Fred Biondi vai ser o quinto brasileiro a jogar no US Open, um dos quatro majors do golfe mundial

07/06/2022

Paulista de Universidade da Flórida é o primeiro amador e terceiro jogador do país a se classificar via seletivas

por | Ricardo Fonseca

Fred Biondi foi dormir em quarto lugar nas seletivas finais do The Club at Admiral’s Cove, na Flórida, para o US Open, onde 70 jogadores disputavam quatro vagas, mas teve que esperar até a manhã desta terça-feira, quando o jogo suspenso ao anoitecer foi concluído e os dois únicos jogadores que poderiam ameaçar o brasileiro, não conseguiram empatar com ele.
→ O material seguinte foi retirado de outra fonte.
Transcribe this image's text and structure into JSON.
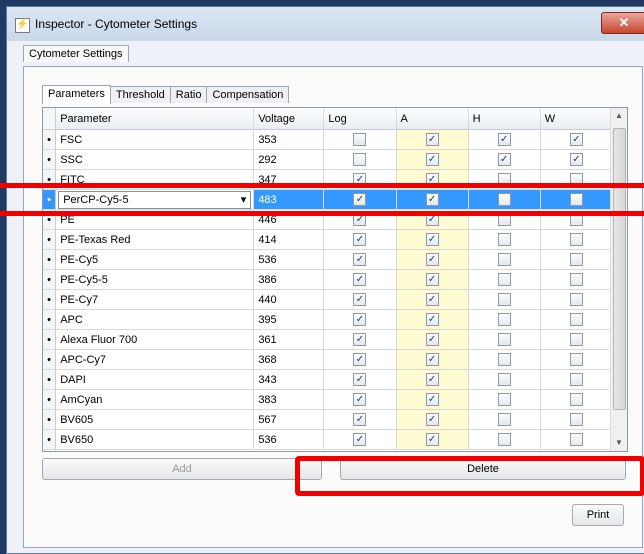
{
  "window": {
    "title": "Inspector - Cytometer Settings",
    "close_label": "✕",
    "app_icon": "⚡"
  },
  "outer_tab": "Cytometer Settings",
  "inner_tabs": [
    "Parameters",
    "Threshold",
    "Ratio",
    "Compensation"
  ],
  "columns": {
    "parameter": "Parameter",
    "voltage": "Voltage",
    "log": "Log",
    "a": "A",
    "h": "H",
    "w": "W"
  },
  "rows": [
    {
      "parameter": "FSC",
      "voltage": "353",
      "log": false,
      "a": true,
      "h": true,
      "w": true
    },
    {
      "parameter": "SSC",
      "voltage": "292",
      "log": false,
      "a": true,
      "h": true,
      "w": true
    },
    {
      "parameter": "FITC",
      "voltage": "347",
      "log": true,
      "a": true,
      "h": false,
      "w": false
    },
    {
      "parameter": "PerCP-Cy5-5",
      "voltage": "483",
      "log": true,
      "a": true,
      "h": false,
      "w": false
    },
    {
      "parameter": "PE",
      "voltage": "446",
      "log": true,
      "a": true,
      "h": false,
      "w": false
    },
    {
      "parameter": "PE-Texas Red",
      "voltage": "414",
      "log": true,
      "a": true,
      "h": false,
      "w": false
    },
    {
      "parameter": "PE-Cy5",
      "voltage": "536",
      "log": true,
      "a": true,
      "h": false,
      "w": false
    },
    {
      "parameter": "PE-Cy5-5",
      "voltage": "386",
      "log": true,
      "a": true,
      "h": false,
      "w": false
    },
    {
      "parameter": "PE-Cy7",
      "voltage": "440",
      "log": true,
      "a": true,
      "h": false,
      "w": false
    },
    {
      "parameter": "APC",
      "voltage": "395",
      "log": true,
      "a": true,
      "h": false,
      "w": false
    },
    {
      "parameter": "Alexa Fluor 700",
      "voltage": "361",
      "log": true,
      "a": true,
      "h": false,
      "w": false
    },
    {
      "parameter": "APC-Cy7",
      "voltage": "368",
      "log": true,
      "a": true,
      "h": false,
      "w": false
    },
    {
      "parameter": "DAPI",
      "voltage": "343",
      "log": true,
      "a": true,
      "h": false,
      "w": false
    },
    {
      "parameter": "AmCyan",
      "voltage": "383",
      "log": true,
      "a": true,
      "h": false,
      "w": false
    },
    {
      "parameter": "BV605",
      "voltage": "567",
      "log": true,
      "a": true,
      "h": false,
      "w": false
    },
    {
      "parameter": "BV650",
      "voltage": "536",
      "log": true,
      "a": true,
      "h": false,
      "w": false
    }
  ],
  "selected_row_index": 3,
  "buttons": {
    "add": "Add",
    "delete": "Delete",
    "print": "Print"
  },
  "colors": {
    "selection": "#3399ff",
    "column_a_highlight": "#fffcd3",
    "annotation_red": "#f20000"
  }
}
Biondi, que começou a carreira no São Paulo Golf Club, antes de mudar para os EUA, onde hoje defende a equipe de golfe dos Gators, da Universidade da Flórida, somou 139 (70-67) tacadas, três abaixo do par, para ficar com a quarta e última vaga da seletiva e agora vai defender o Brasil de 16 a 19 de junho, no US Open, que vai ser jogado no The Country Club, em Brookline, Massachusetts.

Melhor volta – Biondi havia feito três bogeys e dois birdies na primeira volta, para jogar 72, uma acima, e ficar distante da linha de corte. Mas na segunda rodada ele fez quatro birdies, numa volta sem bogeys, para conseguir o maior feito de sua carreira até agora. Sua volta de 67 tacadas (-4) foi a melhor da segunda rodada, só igualada por Rickie Fowler.

As outras vagas da seletiva ficaram para o americano Ryan Gerard (66-71) e para o escocês Sean Jacklin (66-71), que somaram 137 tacadas e foram medalhistas com cinco abaixo, e para o americano Keith Greene, que ficou em terceiro, com 138 (70-68), quatro abaixo. Quatro jogadores empataram em quinto, com 140 (-2), a uma tacada de forçar um playoff contra o brasileiro para a vaga final, entre eles Rickie Fowler, que terminou com 67 (-4) depois de errar um putt curto no 18.

Feitos – Biondi é hoje o brasileiro mais bem colocado no ranking mundial amador de golfe (WAGR), e o melhor sul-americano, na 48ª colocação, com resultados excepcionais desde que venceu o Florida Amateur Championship, em junho de 2021. Fred abriu 2022 sendo vice-campeão do LAAC (Latin America Amateur Championship), a uma tacada do campeão e da vaga para jogar no Masters, no The Open e de entrar direto na seletiva final para o US Open. Depois, venceu dois torneios e foi duas vezes vice-campeão pelos Gators.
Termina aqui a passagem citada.